IntrinsiX: High-Quality PBR Generation using Image Priors
Peter Kocsis, Lukas Höllein, Matthias Nießner
TL;DR
IntrinsiX directly generates physically-based rendering maps (albedo, roughness, metallic, normals) from text, addressing the limitation of baked lighting in typical text-to-image outputs. It decomposes the problem into per-property priors learned via LoRA adapters and then aligns these priors with a cross-intrinsic attention mechanism, guided by a rendering loss that grounds the outputs in image-space signals.
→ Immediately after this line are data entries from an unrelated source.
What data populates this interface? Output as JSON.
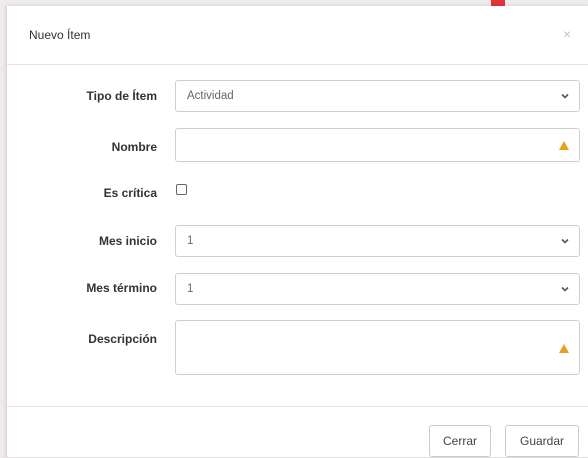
{
  "dialog": {
    "title": "Nuevo Ítem",
    "close_glyph": "×",
    "close_icon": "close-icon"
  },
  "annotation": {
    "icon": "arrow-down-icon",
    "color": "#e0343a"
  },
  "form": {
    "tipo": {
      "label": "Tipo de Ítem",
      "value": "Actividad",
      "icon": "chevron-down-icon"
    },
    "nombre": {
      "label": "Nombre",
      "value": "",
      "icon": "warning-icon"
    },
    "critica": {
      "label": "Es crítica",
      "checked": false
    },
    "mes_inicio": {
      "label": "Mes inicio",
      "value": "1",
      "icon": "chevron-down-icon"
    },
    "mes_termino": {
      "label": "Mes término",
      "value": "1",
      "icon": "chevron-down-icon"
    },
    "descripcion": {
      "label": "Descripción",
      "value": "",
      "icon": "warning-icon"
    }
  },
  "footer": {
    "close_label": "Cerrar",
    "save_label": "Guardar"
  },
  "colors": {
    "warning": "#e6a11f",
    "border": "#cfcfcf",
    "label_text": "#333333"
  }
}
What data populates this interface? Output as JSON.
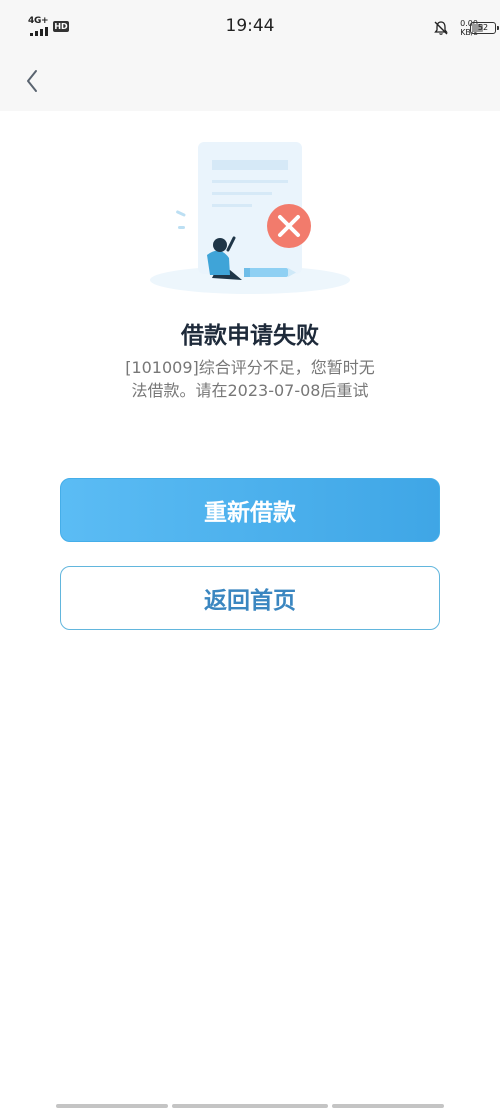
{
  "status_bar": {
    "network": "4G+",
    "hd_badge": "HD",
    "time": "19:44",
    "speed_value": "0.00",
    "speed_unit": "KB/s",
    "battery": "52",
    "battery_level": 0.52
  },
  "nav": {
    "back_icon": "chevron-left-icon"
  },
  "result": {
    "illustration_icon": "error-x-icon",
    "title": "借款申请失败",
    "message": "[101009]综合评分不足，您暂时无法借款。请在2023-07-08后重试"
  },
  "actions": {
    "retry_label": "重新借款",
    "home_label": "返回首页"
  },
  "colors": {
    "primary": "#4aaeea",
    "error": "#f27b6c",
    "title": "#1e2a3a",
    "message": "#777777"
  }
}
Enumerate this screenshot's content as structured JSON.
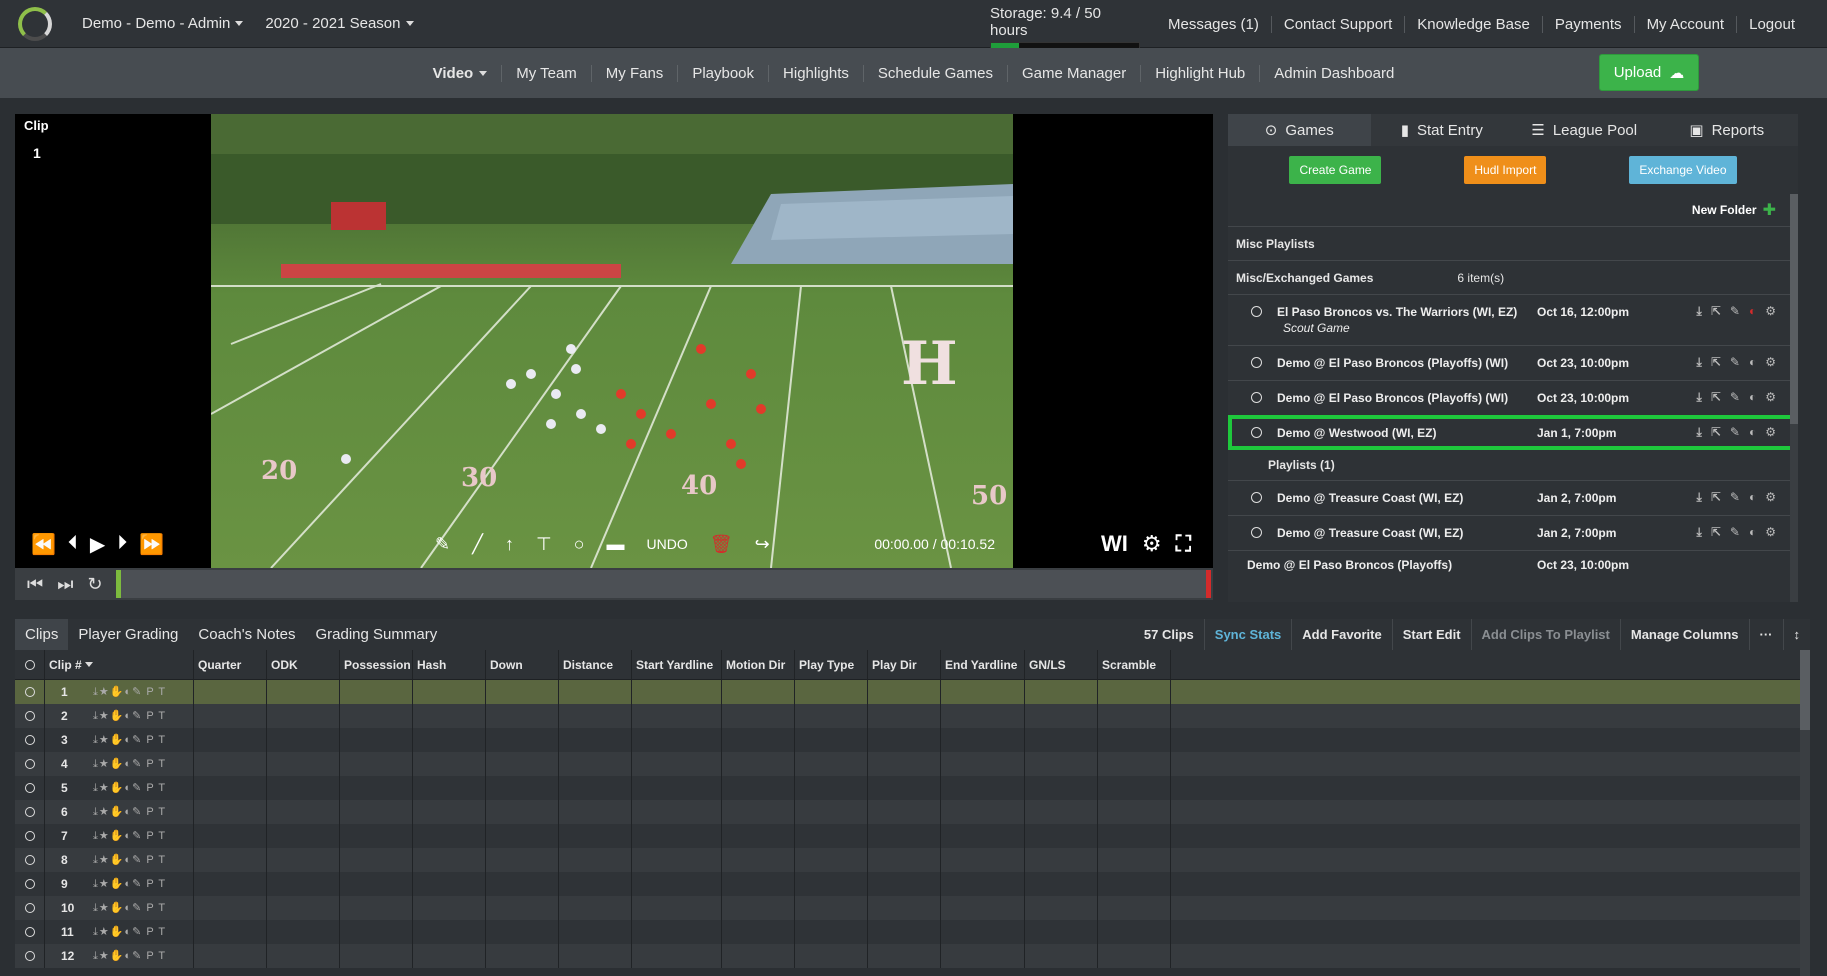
{
  "topbar": {
    "team": "Demo - Demo - Admin",
    "season": "2020 - 2021 Season",
    "storage_label": "Storage: 9.4 / 50 hours",
    "storage_fraction": 0.188,
    "links": [
      "Messages (1)",
      "Contact Support",
      "Knowledge Base",
      "Payments",
      "My Account",
      "Logout"
    ]
  },
  "nav": {
    "items": [
      "Video",
      "My Team",
      "My Fans",
      "Playbook",
      "Highlights",
      "Schedule Games",
      "Game Manager",
      "Highlight Hub",
      "Admin Dashboard"
    ],
    "upload": "Upload"
  },
  "video": {
    "clip_label": "Clip",
    "clip_number": "1",
    "undo": "UNDO",
    "time": "00:00.00 / 00:10.52",
    "wi": "WI"
  },
  "rpanel": {
    "tabs": [
      "Games",
      "Stat Entry",
      "League Pool",
      "Reports"
    ],
    "buttons": [
      "Create Game",
      "Hudl Import",
      "Exchange Video"
    ],
    "new_folder": "New Folder",
    "misc_playlists": "Misc Playlists",
    "misc_exchanged": "Misc/Exchanged Games",
    "items_count": "6 item(s)",
    "games": [
      {
        "name": "El Paso Broncos vs. The Warriors (WI, EZ)",
        "sub": "Scout Game",
        "date": "Oct 16, 12:00pm"
      },
      {
        "name": "Demo @ El Paso Broncos (Playoffs) (WI)",
        "sub": "",
        "date": "Oct 23, 10:00pm"
      },
      {
        "name": "Demo @ El Paso Broncos (Playoffs) (WI)",
        "sub": "",
        "date": "Oct 23, 10:00pm"
      },
      {
        "name": "Demo @ Westwood (WI, EZ)",
        "sub": "",
        "date": "Jan 1, 7:00pm"
      }
    ],
    "playlists": "Playlists (1)",
    "games2": [
      {
        "name": "Demo @ Treasure Coast (WI, EZ)",
        "date": "Jan 2, 7:00pm"
      },
      {
        "name": "Demo @ Treasure Coast (WI, EZ)",
        "date": "Jan 2, 7:00pm"
      },
      {
        "name": "Demo @ El Paso Broncos (Playoffs)",
        "date": "Oct 23, 10:00pm"
      }
    ]
  },
  "bottom": {
    "tabs": [
      "Clips",
      "Player Grading",
      "Coach's Notes",
      "Grading Summary"
    ],
    "count": "57 Clips",
    "tools": [
      "Sync Stats",
      "Add Favorite",
      "Start Edit",
      "Add Clips To Playlist",
      "Manage Columns",
      "···",
      "↕"
    ],
    "columns": [
      "Clip #",
      "Quarter",
      "ODK",
      "Possession",
      "Hash",
      "Down",
      "Distance",
      "Start Yardline",
      "Motion Dir",
      "Play Type",
      "Play Dir",
      "End Yardline",
      "GN/LS",
      "Scramble"
    ],
    "row_icons": "⤓★✋◐✎ P T",
    "rows": [
      "1",
      "2",
      "3",
      "4",
      "5",
      "6",
      "7",
      "8",
      "9",
      "10",
      "11",
      "12"
    ]
  }
}
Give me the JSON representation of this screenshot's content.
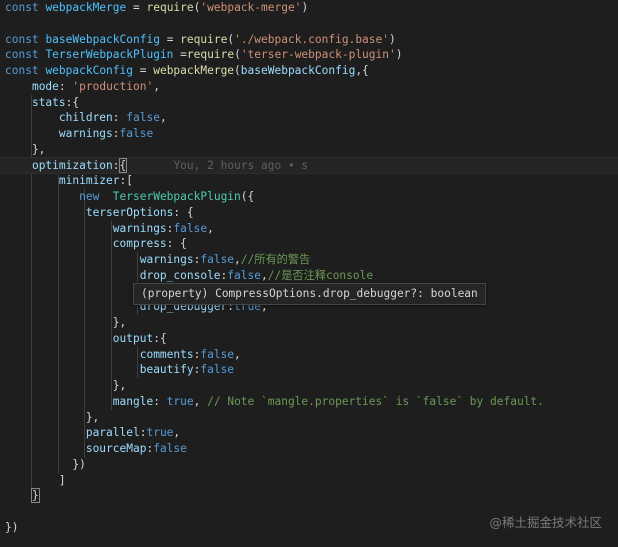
{
  "colors": {
    "background": "#1e1e1e",
    "keyword": "#569cd6",
    "variable": "#4fc1ff",
    "function": "#dcdcaa",
    "string": "#ce9178",
    "property": "#9cdcfe",
    "comment": "#6a9955",
    "class": "#4ec9b0",
    "hover_background": "#252526"
  },
  "lines": [
    [
      [
        "kw",
        "const"
      ],
      [
        "pun",
        " "
      ],
      [
        "var",
        "webpackMerge"
      ],
      [
        "pun",
        " = "
      ],
      [
        "fn",
        "require"
      ],
      [
        "pun",
        "("
      ],
      [
        "str",
        "'webpack-merge'"
      ],
      [
        "pun",
        ")"
      ]
    ],
    [],
    [
      [
        "kw",
        "const"
      ],
      [
        "pun",
        " "
      ],
      [
        "var",
        "baseWebpackConfig"
      ],
      [
        "pun",
        " = "
      ],
      [
        "fn",
        "require"
      ],
      [
        "pun",
        "("
      ],
      [
        "str",
        "'./webpack.config.base'"
      ],
      [
        "pun",
        ")"
      ]
    ],
    [
      [
        "kw",
        "const"
      ],
      [
        "pun",
        " "
      ],
      [
        "var",
        "TerserWebpackPlugin"
      ],
      [
        "pun",
        " ="
      ],
      [
        "fn",
        "require"
      ],
      [
        "pun",
        "("
      ],
      [
        "str",
        "'terser-webpack-plugin'"
      ],
      [
        "pun",
        ")"
      ]
    ],
    [
      [
        "kw",
        "const"
      ],
      [
        "pun",
        " "
      ],
      [
        "var",
        "webpackConfig"
      ],
      [
        "pun",
        " = "
      ],
      [
        "fn",
        "webpackMerge"
      ],
      [
        "pun",
        "("
      ],
      [
        "prop",
        "baseWebpackConfig"
      ],
      [
        "pun",
        ",{"
      ]
    ],
    [
      [
        "pun",
        "    "
      ],
      [
        "prop",
        "mode"
      ],
      [
        "pun",
        ": "
      ],
      [
        "str",
        "'production'"
      ],
      [
        "pun",
        ","
      ]
    ],
    [
      [
        "pun",
        "    "
      ],
      [
        "prop",
        "stats"
      ],
      [
        "pun",
        ":{"
      ]
    ],
    [
      [
        "pun",
        "        "
      ],
      [
        "prop",
        "children"
      ],
      [
        "pun",
        ": "
      ],
      [
        "kw",
        "false"
      ],
      [
        "pun",
        ","
      ]
    ],
    [
      [
        "pun",
        "        "
      ],
      [
        "prop",
        "warnings"
      ],
      [
        "pun",
        ":"
      ],
      [
        "kw",
        "false"
      ]
    ],
    [
      [
        "pun",
        "    },"
      ]
    ],
    [
      [
        "pun",
        "    "
      ],
      [
        "prop",
        "optimization"
      ],
      [
        "pun",
        ":"
      ],
      [
        "bm",
        "{"
      ],
      [
        "pun",
        "       "
      ],
      [
        "ghost",
        "You, 2 hours ago • s"
      ]
    ],
    [
      [
        "pun",
        "        "
      ],
      [
        "prop",
        "minimizer"
      ],
      [
        "pun",
        ":["
      ]
    ],
    [
      [
        "pun",
        "           "
      ],
      [
        "kw",
        "new"
      ],
      [
        "pun",
        "  "
      ],
      [
        "cls",
        "TerserWebpackPlugin"
      ],
      [
        "pun",
        "({"
      ]
    ],
    [
      [
        "pun",
        "            "
      ],
      [
        "prop",
        "terserOptions"
      ],
      [
        "pun",
        ": {"
      ]
    ],
    [
      [
        "pun",
        "                "
      ],
      [
        "prop",
        "warnings"
      ],
      [
        "pun",
        ":"
      ],
      [
        "kw",
        "false"
      ],
      [
        "pun",
        ","
      ]
    ],
    [
      [
        "pun",
        "                "
      ],
      [
        "prop",
        "compress"
      ],
      [
        "pun",
        ": {"
      ]
    ],
    [
      [
        "pun",
        "                    "
      ],
      [
        "prop",
        "warnings"
      ],
      [
        "pun",
        ":"
      ],
      [
        "kw",
        "false"
      ],
      [
        "pun",
        ","
      ],
      [
        "cmt",
        "//所有的警告"
      ]
    ],
    [
      [
        "pun",
        "                    "
      ],
      [
        "prop",
        "drop_console"
      ],
      [
        "pun",
        ":"
      ],
      [
        "kw",
        "false"
      ],
      [
        "pun",
        ","
      ],
      [
        "cmt",
        "//是否注释console"
      ]
    ],
    [],
    [
      [
        "pun",
        "                    "
      ],
      [
        "prop",
        "drop_debugger"
      ],
      [
        "pun",
        ":"
      ],
      [
        "kw",
        "true"
      ],
      [
        "pun",
        ","
      ]
    ],
    [
      [
        "pun",
        "                },"
      ]
    ],
    [
      [
        "pun",
        "                "
      ],
      [
        "prop",
        "output"
      ],
      [
        "pun",
        ":{"
      ]
    ],
    [
      [
        "pun",
        "                    "
      ],
      [
        "prop",
        "comments"
      ],
      [
        "pun",
        ":"
      ],
      [
        "kw",
        "false"
      ],
      [
        "pun",
        ","
      ]
    ],
    [
      [
        "pun",
        "                    "
      ],
      [
        "prop",
        "beautify"
      ],
      [
        "pun",
        ":"
      ],
      [
        "kw",
        "false"
      ]
    ],
    [
      [
        "pun",
        "                },"
      ]
    ],
    [
      [
        "pun",
        "                "
      ],
      [
        "prop",
        "mangle"
      ],
      [
        "pun",
        ": "
      ],
      [
        "kw",
        "true"
      ],
      [
        "pun",
        ", "
      ],
      [
        "cmt",
        "// Note `mangle.properties` is `false` by default."
      ]
    ],
    [
      [
        "pun",
        "            },"
      ]
    ],
    [
      [
        "pun",
        "            "
      ],
      [
        "prop",
        "parallel"
      ],
      [
        "pun",
        ":"
      ],
      [
        "kw",
        "true"
      ],
      [
        "pun",
        ","
      ]
    ],
    [
      [
        "pun",
        "            "
      ],
      [
        "prop",
        "sourceMap"
      ],
      [
        "pun",
        ":"
      ],
      [
        "kw",
        "false"
      ]
    ],
    [
      [
        "pun",
        "          })"
      ]
    ],
    [
      [
        "pun",
        "        ]"
      ]
    ],
    [
      [
        "pun",
        "    "
      ],
      [
        "bm",
        "}"
      ]
    ],
    [],
    [
      [
        "pun",
        "})"
      ]
    ]
  ],
  "hover": {
    "text": "(property) CompressOptions.drop_debugger?: boolean"
  },
  "watermark": "@稀土掘金技术社区"
}
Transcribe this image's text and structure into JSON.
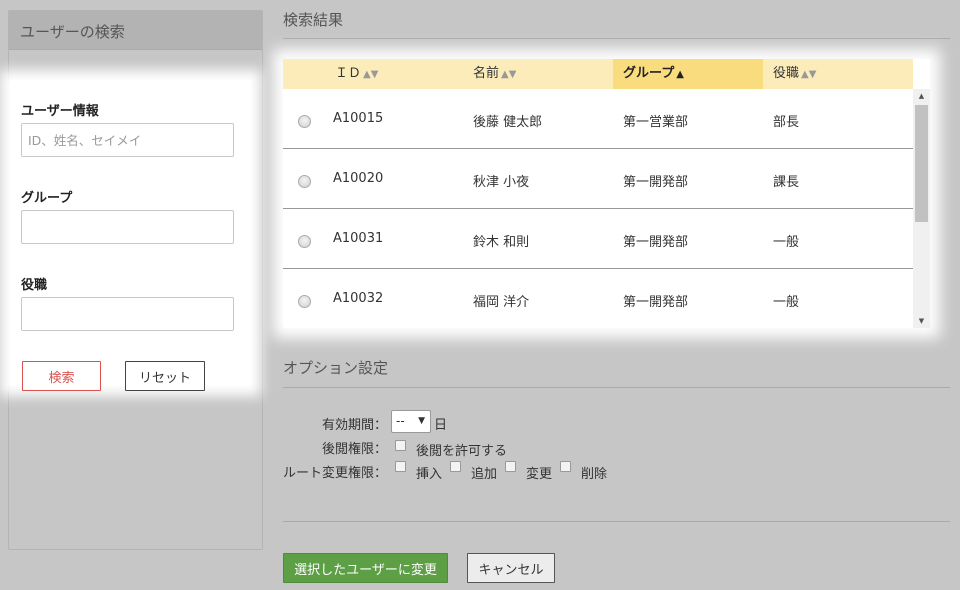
{
  "search_panel": {
    "title": "ユーザーの検索",
    "user_info_label": "ユーザー情報",
    "user_info_placeholder": "ID、姓名、セイメイ",
    "user_info_value": "",
    "group_label": "グループ",
    "group_value": "",
    "position_label": "役職",
    "position_value": "",
    "search_button": "検索",
    "reset_button": "リセット"
  },
  "results": {
    "title": "検索結果",
    "columns": [
      {
        "label": "ＩＤ",
        "sort_icon": "sort-both-icon",
        "active": false
      },
      {
        "label": "名前",
        "sort_icon": "sort-both-icon",
        "active": false
      },
      {
        "label": "グループ",
        "sort_icon": "sort-asc-icon",
        "active": true
      },
      {
        "label": "役職",
        "sort_icon": "sort-both-icon",
        "active": false
      }
    ],
    "rows": [
      {
        "id": "A10015",
        "name": "後藤 健太郎",
        "group": "第一営業部",
        "position": "部長"
      },
      {
        "id": "A10020",
        "name": "秋津 小夜",
        "group": "第一開発部",
        "position": "課長"
      },
      {
        "id": "A10031",
        "name": "鈴木 和則",
        "group": "第一開発部",
        "position": "一般"
      },
      {
        "id": "A10032",
        "name": "福岡 洋介",
        "group": "第一開発部",
        "position": "一般"
      }
    ]
  },
  "options": {
    "title": "オプション設定",
    "period_label": "有効期間：",
    "period_value": "--",
    "period_unit": "日",
    "later_label": "後閲権限：",
    "later_checkbox": "後閲を許可する",
    "route_label": "ルート変更権限：",
    "route_insert": "挿入",
    "route_add": "追加",
    "route_change": "変更",
    "route_delete": "削除"
  },
  "actions": {
    "apply_button": "選択したユーザーに変更",
    "cancel_button": "キャンセル"
  },
  "colors": {
    "header_bg": "#fcecb9",
    "active_header_bg": "#f8dc7d",
    "apply_green": "#5c9f45",
    "search_red": "#d9534f"
  }
}
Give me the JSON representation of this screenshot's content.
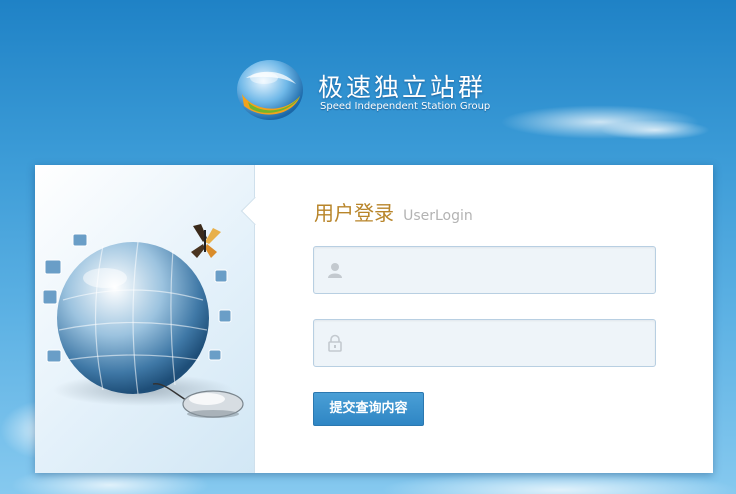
{
  "brand": {
    "title": "极速独立站群",
    "subtitle": "Speed Independent Station Group",
    "logo_icon": "globe-logo-icon"
  },
  "login": {
    "title_cn": "用户登录",
    "title_en": "UserLogin",
    "username_placeholder": "",
    "password_placeholder": "",
    "username_icon": "user-icon",
    "password_icon": "lock-icon",
    "submit_label": "提交查询内容"
  },
  "colors": {
    "background_top": "#1f82c6",
    "background_bottom": "#86c9ef",
    "title_accent": "#b8852a",
    "button": "#3a8fcb",
    "field_bg": "#eef4f9",
    "field_border": "#b8cfe2"
  }
}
The two-stage training, combined with importance-based light sampling, yields semantically coherent, high-quality PBR maps that generalize to out-of-distribution prompts and support downstream tasks like relighting, editing, and room-scale PBR texturing. Experimental results show clear improvements over intrinsic decomposition baselines and demonstrate practical applicability in graphics pipelines, including 3D scene texturing. Overall, the work expands the role of text-conditioned diffusion models from RGB image synthesis to direct PBR map generation, enabling more flexible content creation for gaming and VR.
Abstract
We introduce IntrinsiX, a novel method that generates high-quality intrinsic images from text description. In contrast to existing text-to-image models whose outputs contain baked-in scene lighting, our approach predicts physically-based rendering (PBR) maps. This enables the generated outputs to be used for content creation scenarios in core graphics applications that facilitate re-lighting, editing, and texture generation tasks. In order to train our generator, we exploit strong image priors, and pre-train separate models for each PBR material component (albedo, roughness, metallic, normals). We then align these models with a new cross-intrinsic attention formulation that concatenates key and value features in a consistent fashion. This allows us to exchange information between each output modality and to obtain semantically coherent PBR predictions. To ground each intrinsic component, we propose a rendering loss which provides image-space signals to constrain the model, thus facilitating sharp details also in the output BRDF properties. Our results demonstrate detailed intrinsic generation with strong generalization capabilities that outperforms existing intrinsic image decomposition methods used with generated images by a significant margin. Finally, we show a series of applications, including re-lighting, editing, and text-conditioned room-scale PBR texture generation.